Tuesday, May 29, 2007

Rachel Carson:  too successful for her own legacy

Rachel Carson was born on May 27, 1907.  If she were still alive, she would be 100 years old today.

Many claim her as founding the modern environment movement.  Her work also had a direct influence on government.  The US Congress went on to pass the National Environmental Policy Act, establish the Environmental Protection Agency, and ban DDT based on her activism.

Before Rachel Carson became an activist she was a writer.

She was just 10-years-old when her first story was published in a children’s literary magazine.  She read widely, including the English Romantics, and was influenced by their belief in the concept of "the balance of nature" and "pristine wilderness".

A zoology professor urged her to major in biology rather than English at Pennsylvania College for Women, today known as Chatham College.  She was later to say that science, in particular marine biology, also gave her "something to write about".

She never married, or completed the PhD she began at John Hopkins University in marine biology.  Her first job was as a junior aquatic biologist at the Bureau of Fisheries where she was soon moved into communications and within 10 years was editor-in-chief of all the agency’s publications.

In 1951, still at the Bureau, her second book the The Sea Around Us was published and she became an overnight literary celebrity when it was serialised by the New York Times.

Her fourth book, Silent Spring, published in 1962 was also serialised by the newspaper.  It combined Rachel Carson’s passion for writing and nature, with her growing hatred of industrialisation.  The book was written to alert the American public to the environmental and human dangers of the indiscriminate use of pesticides and it also captured the imagination of President John F. Kennedy.
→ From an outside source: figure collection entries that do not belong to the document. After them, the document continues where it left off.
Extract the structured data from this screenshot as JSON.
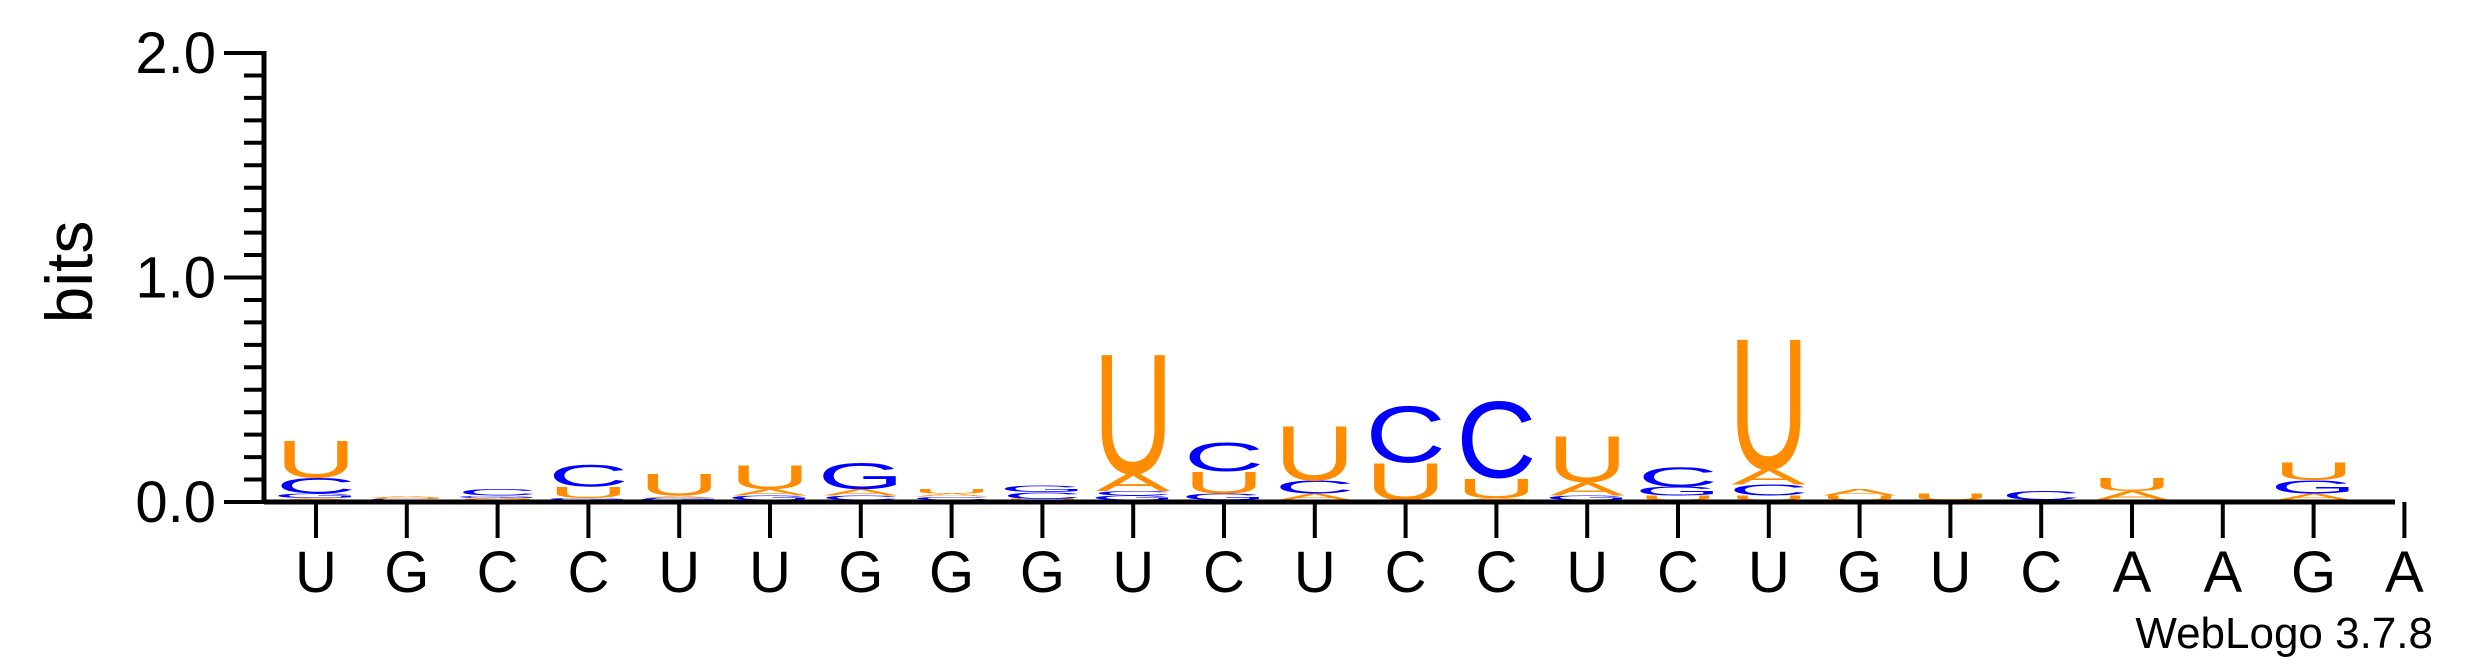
{
  "chart_data": {
    "type": "sequence-logo",
    "ylabel": "bits",
    "ylim": [
      0,
      2
    ],
    "yticks": [
      {
        "value": 0,
        "label": "0.0"
      },
      {
        "value": 1,
        "label": "1.0"
      },
      {
        "value": 2,
        "label": "2.0"
      }
    ],
    "y_minor_step": 0.1,
    "credit": "WebLogo 3.7.8",
    "colors": {
      "U": "#ff8c00",
      "A": "#ff8c00",
      "C": "#0000ff",
      "G": "#0000ff"
    },
    "positions": [
      {
        "label": "U",
        "stack": [
          {
            "letter": "A",
            "bits": 0.01
          },
          {
            "letter": "G",
            "bits": 0.02
          },
          {
            "letter": "C",
            "bits": 0.07
          },
          {
            "letter": "U",
            "bits": 0.17
          }
        ]
      },
      {
        "label": "G",
        "stack": [
          {
            "letter": "C",
            "bits": 0.005
          },
          {
            "letter": "U",
            "bits": 0.005
          },
          {
            "letter": "A",
            "bits": 0.01
          }
        ]
      },
      {
        "label": "C",
        "stack": [
          {
            "letter": "U",
            "bits": 0.005
          },
          {
            "letter": "A",
            "bits": 0.005
          },
          {
            "letter": "G",
            "bits": 0.01
          },
          {
            "letter": "C",
            "bits": 0.03
          }
        ]
      },
      {
        "label": "C",
        "stack": [
          {
            "letter": "G",
            "bits": 0.01
          },
          {
            "letter": "U",
            "bits": 0.05
          },
          {
            "letter": "C",
            "bits": 0.1
          }
        ]
      },
      {
        "label": "U",
        "stack": [
          {
            "letter": "G",
            "bits": 0.005
          },
          {
            "letter": "C",
            "bits": 0.005
          },
          {
            "letter": "A",
            "bits": 0.01
          },
          {
            "letter": "U",
            "bits": 0.1
          }
        ]
      },
      {
        "label": "U",
        "stack": [
          {
            "letter": "G",
            "bits": 0.02
          },
          {
            "letter": "A",
            "bits": 0.03
          },
          {
            "letter": "U",
            "bits": 0.11
          }
        ]
      },
      {
        "label": "G",
        "stack": [
          {
            "letter": "C",
            "bits": 0.02
          },
          {
            "letter": "A",
            "bits": 0.03
          },
          {
            "letter": "G",
            "bits": 0.12
          }
        ]
      },
      {
        "label": "G",
        "stack": [
          {
            "letter": "C",
            "bits": 0.015
          },
          {
            "letter": "A",
            "bits": 0.015
          },
          {
            "letter": "U",
            "bits": 0.02
          }
        ]
      },
      {
        "label": "G",
        "stack": [
          {
            "letter": "U",
            "bits": 0.005
          },
          {
            "letter": "C",
            "bits": 0.03
          },
          {
            "letter": "G",
            "bits": 0.03
          }
        ]
      },
      {
        "label": "U",
        "stack": [
          {
            "letter": "G",
            "bits": 0.02
          },
          {
            "letter": "C",
            "bits": 0.02
          },
          {
            "letter": "A",
            "bits": 0.08
          },
          {
            "letter": "U",
            "bits": 0.55
          }
        ]
      },
      {
        "label": "C",
        "stack": [
          {
            "letter": "G",
            "bits": 0.03
          },
          {
            "letter": "U",
            "bits": 0.1
          },
          {
            "letter": "C",
            "bits": 0.13
          }
        ]
      },
      {
        "label": "U",
        "stack": [
          {
            "letter": "A",
            "bits": 0.03
          },
          {
            "letter": "C",
            "bits": 0.06
          },
          {
            "letter": "U",
            "bits": 0.25
          }
        ]
      },
      {
        "label": "C",
        "stack": [
          {
            "letter": "U",
            "bits": 0.17
          },
          {
            "letter": "C",
            "bits": 0.26
          }
        ]
      },
      {
        "label": "C",
        "stack": [
          {
            "letter": "A",
            "bits": 0.01
          },
          {
            "letter": "U",
            "bits": 0.09
          },
          {
            "letter": "C",
            "bits": 0.35
          }
        ]
      },
      {
        "label": "U",
        "stack": [
          {
            "letter": "G",
            "bits": 0.02
          },
          {
            "letter": "A",
            "bits": 0.06
          },
          {
            "letter": "U",
            "bits": 0.21
          }
        ]
      },
      {
        "label": "C",
        "stack": [
          {
            "letter": "U",
            "bits": 0.02
          },
          {
            "letter": "G",
            "bits": 0.04
          },
          {
            "letter": "C",
            "bits": 0.09
          }
        ]
      },
      {
        "label": "U",
        "stack": [
          {
            "letter": "U",
            "bits": 0.02
          },
          {
            "letter": "C",
            "bits": 0.05
          },
          {
            "letter": "A",
            "bits": 0.07
          },
          {
            "letter": "U",
            "bits": 0.6
          }
        ]
      },
      {
        "label": "G",
        "stack": [
          {
            "letter": "U",
            "bits": 0.02
          },
          {
            "letter": "A",
            "bits": 0.03
          }
        ]
      },
      {
        "label": "U",
        "stack": [
          {
            "letter": "U",
            "bits": 0.03
          }
        ]
      },
      {
        "label": "C",
        "stack": [
          {
            "letter": "C",
            "bits": 0.04
          }
        ]
      },
      {
        "label": "A",
        "stack": [
          {
            "letter": "A",
            "bits": 0.04
          },
          {
            "letter": "U",
            "bits": 0.06
          }
        ]
      },
      {
        "label": "A",
        "stack": []
      },
      {
        "label": "G",
        "stack": [
          {
            "letter": "A",
            "bits": 0.03
          },
          {
            "letter": "G",
            "bits": 0.06
          },
          {
            "letter": "U",
            "bits": 0.08
          }
        ]
      },
      {
        "label": "A",
        "stack": []
      }
    ]
  }
}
The book became a best seller.

In the same way people like Al Gore and Tim Flannery are today warning of a climate crisis, as far back as 1945 the Reader’s Digest was publishing Rachel Carson warning of the dangers of pesticides, particularly DDT.  She wrote that the pollution of the environment through ignorance and greed was the ultimate act of human arrogance.  She turned the widespread use of DDT into a moral issue in the same way Al Gore has turned global warming into a moral issue, including for the US government.

Like Al Gore, Rachel Carson gave testimony before congress.  She claimed that public opinion was being ignored and government must take responsibility for the damage from the widespread use of toxic chemicals.  At that time the Senate Committee on Commerce was hearing testimony on the Chemical Pesticides Coordination Act which would require labels to tell how to avert damage to fish and wildlife.

She had no institutional affiliation and had no scientific publications in the area of chemical toxicology but she galvinised public and government support for more controls on the use of chemicals.

Rachel Carson died of breast cancer on April 14, 1964, aged just 56, and before much of her work had its real impact.  In 1980, she was posthumously awarded the highest civilian honour in the USA, the Presidential Medal of Freedom.  The same year Time Magazine published a feature entitled "The Poisoning of America" claiming that "Of all of man’s interventions in the natural order, none is accelerating quite so alarmingly as the creation of chemical compounds".

Recently, with the approach of the centenary of Rachel Carson’s birth, US Senate Democrats planned a resolution to honour her legacy, but Republican Senator Tom Coburn, a practising Doctor and campaigner for the use of DDT in the fight against malaria in Africa, scuttled this.

The senator has said that Rachel Carson used junk science and that her "warnings about environmental damage have put a stigma on potentially lifesaving pesticides" like DDT.

In 1962, the same year that Silent Spring was published, Carlos Alvarado and L.J. Bruce-Chwatt 1 in Scientific American wrote of the hopeful outlook for the control of malaria, that during the last 15 years "modern methods" have cut the number of cases of malaria worldwide from 350 million to less than 100 million with complete eradication achieved in several areas including the USA.  At that time the World Health Organisation was aiming for the total eradication of the disease from the whole human population.

But Rachel Carson’s campaign cut across this effort.  She advocated that mankind seek to live in harmony with "Mother Nature" rather than to seek to conquer her.

Had Rachel Carson been less successful, had her books and her activism resulted in the introduction of more controls on agricultural chemicals, without the complete banning of DDT in the US, her ultimate legacy may have been a better one.

FOOTNOTES

  1. Malaria, by Alvarado and Bruce-Chwatt is in a special anthology of Scientific American articles entitled The Insects selected and introduced by Thomas Eisner and Edward Wilson published by W.H. Freeman and Company, 1977.